Breathing entrainment (BE) is the measure of how smooth & flowing heart rate variability is with one’s breathing (a new form of the word “entrainment”). The breathing rate that is considered to be optimal is based on a 10 second breathing cycle – breathe in for five seconds and breathe out for 5 seconds, making six breathing cycles per minute.There are several HRV systems available. Two systems that I know of are the “Cardio-Pro”, by Thought Technology and the “Freezeframer” by Heartmath. The Cardio-Pro consists of an EKG sensor and software as an add-on to the Procomp from Thought Technology. It has advanced analysis software and is meant for the professional. The Freezeframer consists of software and an optical sensor that plugs into the COM port of a computer.

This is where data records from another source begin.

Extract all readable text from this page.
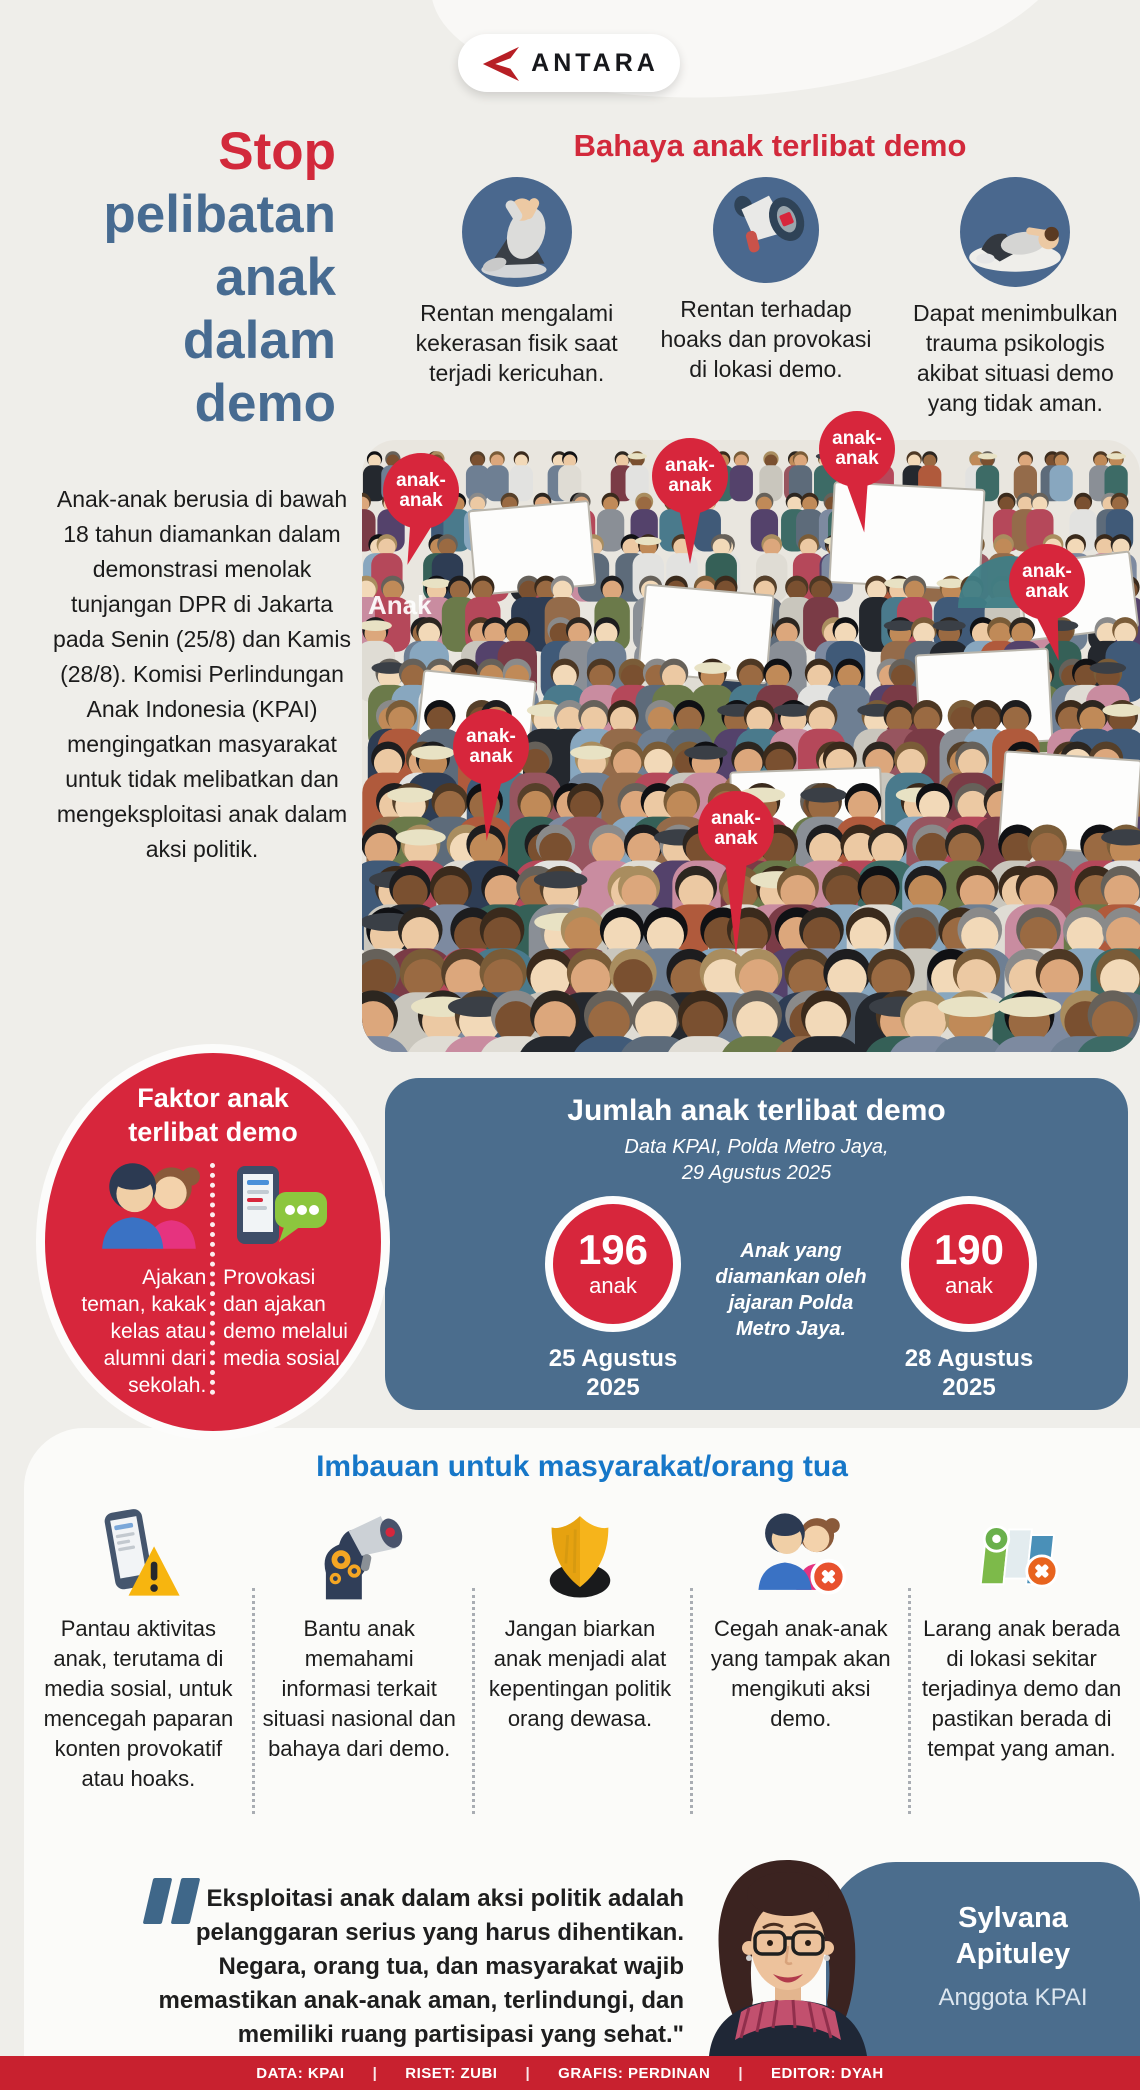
ANTARA
Stop
pelibatan
anak
dalam
demo
Bahaya anak terlibat demo
Rentan mengalami kekerasan fisik saat terjadi kericuhan.
Rentan terhadap hoaks dan provokasi di lokasi demo.
Dapat menimbulkan trauma psikologis akibat situasi demo yang tidak aman.
Anak
anak-
anak
anak-
anak
anak-
anak
anak-
anak
anak-
anak
anak-
anak
Anak-anak berusia di bawah 18 tahun diamankan dalam demonstrasi menolak tunjangan DPR di Jakarta pada Senin (25/8) dan Kamis (28/8). Komisi Perlindungan Anak Indonesia (KPAI) mengingatkan masyarakat untuk tidak melibatkan dan mengeksploitasi anak dalam aksi politik.
Faktor anak
terlibat demo
Ajakan teman, kakak kelas atau alumni dari sekolah.
Provokasi dan ajakan demo melalui media sosial.
Jumlah anak terlibat demo
Data KPAI, Polda Metro Jaya,
29 Agustus 2025
196
anak
25 Agustus
2025
Anak yang diamankan oleh jajaran Polda Metro Jaya.
190
anak
28 Agustus
2025
Imbauan untuk masyarakat/orang tua
Pantau aktivitas anak, terutama di media sosial, untuk mencegah paparan konten provokatif atau hoaks.
Bantu anak memahami informasi terkait situasi nasional dan bahaya dari demo.
Jangan biarkan anak menjadi alat kepentingan politik orang dewasa.
Cegah anak-anak yang tampak akan mengikuti aksi demo.
Larang anak berada di lokasi sekitar terjadinya demo dan pastikan berada di tempat yang aman.
Eksploitasi anak dalam aksi politik adalah pelanggaran serius yang harus dihentikan. Negara, orang tua, dan masyarakat wajib memastikan anak-anak aman, terlindungi, dan memiliki ruang partisipasi yang sehat."
Sylvana
Apituley
Anggota KPAI
DATA: KPAI | RISET: ZUBI | GRAFIS: PERDINAN | EDITOR: DYAH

The Freezeframer costs under $300.00 US and has reasonably good analysis. It may be used by both professionals and the general public.

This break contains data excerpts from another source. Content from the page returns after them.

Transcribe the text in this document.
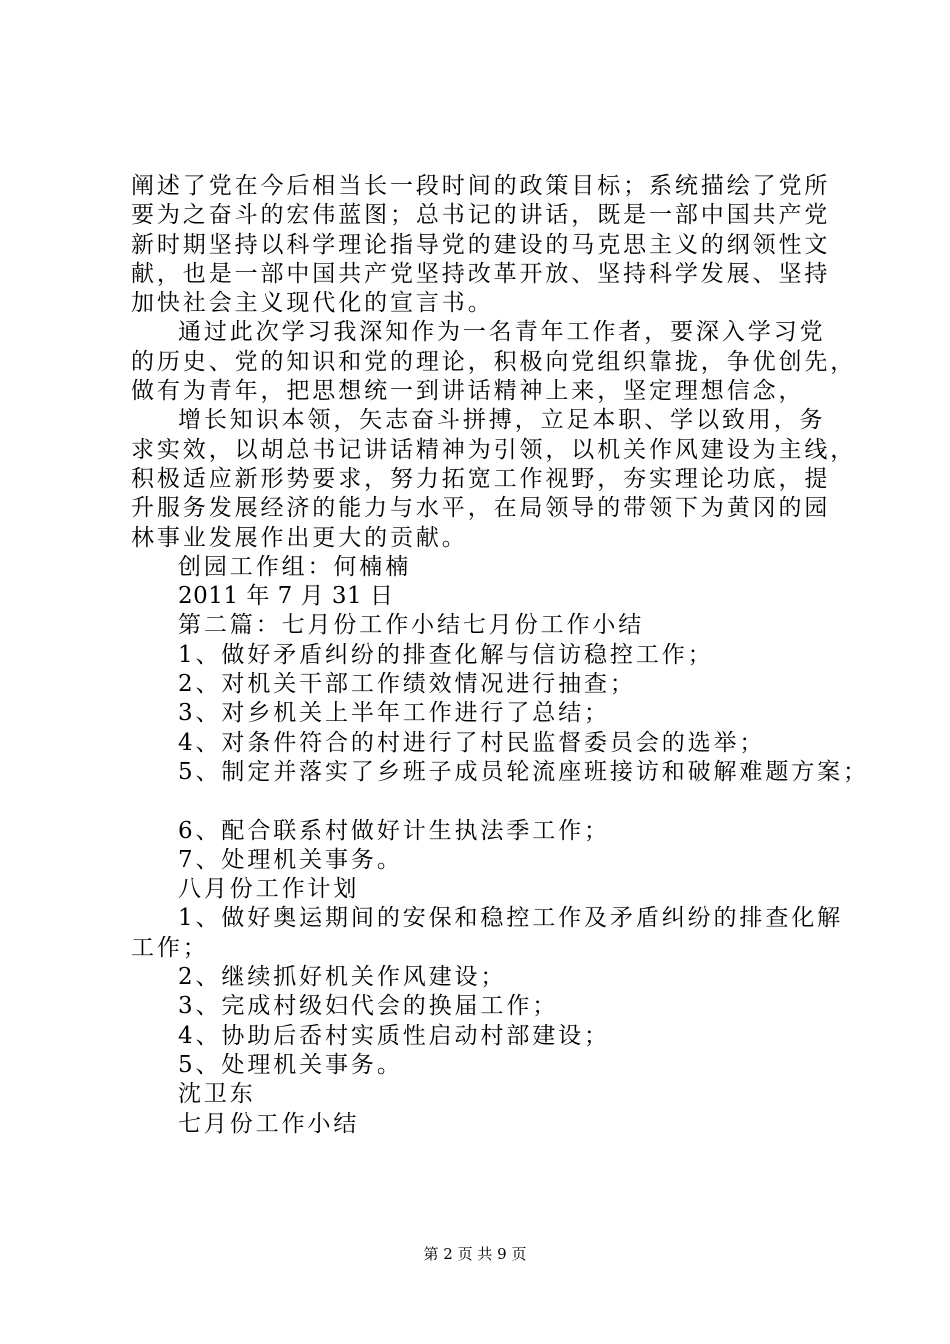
阐述了党在今后相当长一段时间的政策目标；系统描绘了党所
要为之奋斗的宏伟蓝图；总书记的讲话，既是一部中国共产党
新时期坚持以科学理论指导党的建设的马克思主义的纲领性文
献，也是一部中国共产党坚持改革开放、坚持科学发展、坚持
加快社会主义现代化的宣言书。
通过此次学习我深知作为一名青年工作者，要深入学习党
的历史、党的知识和党的理论，积极向党组织靠拢，争优创先，
做有为青年，把思想统一到讲话精神上来，坚定理想信念，
增长知识本领，矢志奋斗拼搏，立足本职、学以致用，务
求实效，以胡总书记讲话精神为引领，以机关作风建设为主线，
积极适应新形势要求，努力拓宽工作视野，夯实理论功底，提
升服务发展经济的能力与水平，在局领导的带领下为黄冈的园
林事业发展作出更大的贡献。
创园工作组：何楠楠
2011 年 7 月 31 日
第二篇：七月份工作小结七月份工作小结
1、做好矛盾纠纷的排查化解与信访稳控工作；
2、对机关干部工作绩效情况进行抽查；
3、对乡机关上半年工作进行了总结；
4、对条件符合的村进行了村民监督委员会的选举；
5、制定并落实了乡班子成员轮流座班接访和破解难题方案；
6、配合联系村做好计生执法季工作；
7、处理机关事务。
八月份工作计划
1、做好奥运期间的安保和稳控工作及矛盾纠纷的排查化解
工作；
2、继续抓好机关作风建设；
3、完成村级妇代会的换届工作；
4、协助后岙村实质性启动村部建设；
5、处理机关事务。
沈卫东
七月份工作小结
第 2 页 共 9 页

Figures 1 – 4 below are from two women with their data taken from the Freezeframer. The Spectral Analysis window is normally viewed from a separate selection, but for the sake of space, we have dropped it into the HRV-heartbeat rate display. Figure 1 has two large sections (pre AVE & post AVE) within it. Each of these sections contains four smaller sections. BE is shown on three bar graphs, where green is the best BE, blue-intermediate and red – poor. The upper left side of each profile (in green) shows the actual heart rate in beats per minute. It would normally span across the entire top area, but we stuck the spectral results (blue “mountains”) over top of some of it so we could see everything on one page. The spectral results show a peak at the breathing frequency of 0.1 Hz (ten-second breathing cycles). “Mountains” that are on the left represent sympathetic activity while the smaller “hills” to the right represent para-sympathetic activity. These ten second breathing cycles are paced from a synthesized “babump” heartbeat sound from a Paradise XL through a set of headphones. The user hears these sounds and inhales for two beats and exhales for two beats, and – you got it – they listen to 24 beats per minute, which when divided by 4 beats per breath cycle = 6 breaths per minute (brpm). We’ve seen many anxious people on the Freezeframer and the results are always the same. When their breathing is paced at 6 brpm, their anxiety shows itself after about three minutes. Their heart rate becomes erratic (“jaggely” green lines with red sections in it) and their performance score begins to erode (small window below). The lady in Figures 1 and 2 was crying in the end. Her average heart rate was 77 and her score (green, blue and red bars) was quite poor.